Approximate Distance Sensitivity Oracles in Subquadratic Space
Davide Bilò, Shiri Chechik, Keerti Choudhary, Sarel Cohen, Tobias Friedrich, Simon Krogmann, Martin Schirneck
TL;DR
This work advances fault-tolerant distance sensitivity oracles by achieving subquadratic-space, near-optimal stretch results for constant $f$ on unweighted graphs. It combines short-path handling via Thorup–Zwick-style DOs with long-path solutions built from fault-tolerant trees, granularity, and novel expath representations to yield a $(3+\varepsilon)$-approximate $f$-DSO and sublinear-query-time variants.
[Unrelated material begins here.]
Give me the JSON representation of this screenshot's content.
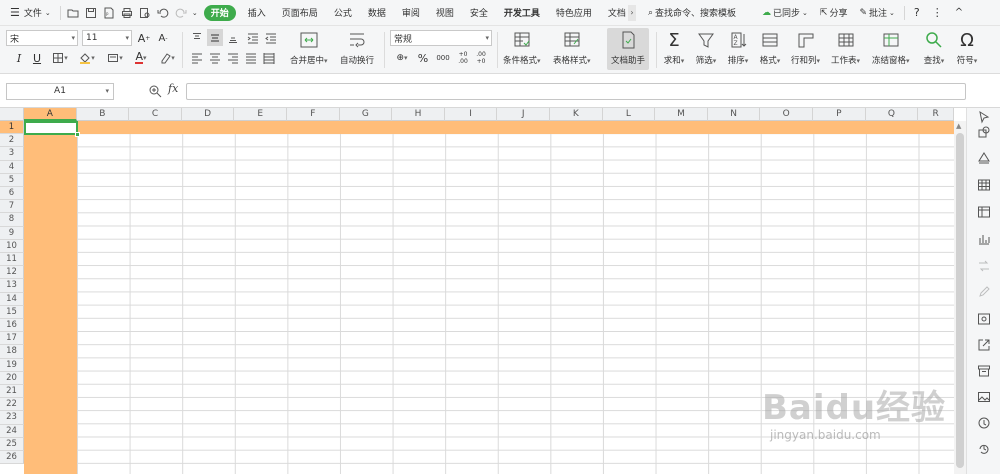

A key contribution is the introduction of FT-trees with granularity and a hierarchical, pyramid-like replacement-path framework that maintains subquadratic space while delivering strong approximation guarantees. Additionally, the paper refines the preprocessing of existing $f$-DSOs, notably Chechik–Cohen–Fiat–Kaplan, reducing their preprocessing time to $\tilde{O}(mn^{2+o(1)}/\varepsilon^{f})$, thereby broadening practical applicability. The results collectively push the boundary between space, query time, and stretch in fault-tolerant distance querying for large graphs.
Abstract
An $f$-edge fault-tolerant distance sensitive oracle ($f$-DSO) with stretch $σ\ge 1$ is a data structure that preprocesses a given undirected, unweighted graph $G$ with $n$ vertices and $m$ edges, and a positive integer $f$. When queried with a pair of vertices $s, t$ and a set $F$ of at most $f$ edges, it returns a $σ$-approximation of the $s$-$t$-distance in $G-F$. We study $f$-DSOs that take subquadratic space. Thorup and Zwick [JACM 2005] showed that this is only possible for $σ\ge 3$. We present, for any constant $f \ge 1$ and $α\in (0, \frac{1}{2})$, and any $\varepsilon > 0$, a randomized $f$-DSO with stretch $ 3 + \varepsilon$ that w.h.p. takes $\widetilde{O}(n^{2-\fracα{f+1}}) \cdot O(\log n/\varepsilon)^{f+2}$ space and has an $O(n^α/\varepsilon^2)$ query time. The time to build the oracle is $\widetilde{O}(mn^{2-\fracα{f+1}}) \cdot O(\log n/\varepsilon)^{f+1}$. We also give an improved construction for graphs with diameter at most $D$. For any positive integer $k$, we devise an $f$-DSO with stretch $2k-1$ that w.h.p. takes $O(D^{f+o(1)} n^{1+1/k})$ space and has $\widetilde{O}(D^{o(1)})$ query time, with a preprocessing time of $O(D^{f+o(1)} mn^{1/k})$. Chechik, Cohen, Fiat, and Kaplan [SODA 2017] devised an $f$-DSO with stretch $1{+}\varepsilon$ and preprocessing time $O(n^{5+o(1)}/\varepsilon^f)$, albeit with a super-quadratic space requirement. We show how to reduce their preprocessing time to $O(mn^{2+o(1)}/\varepsilon^f)$.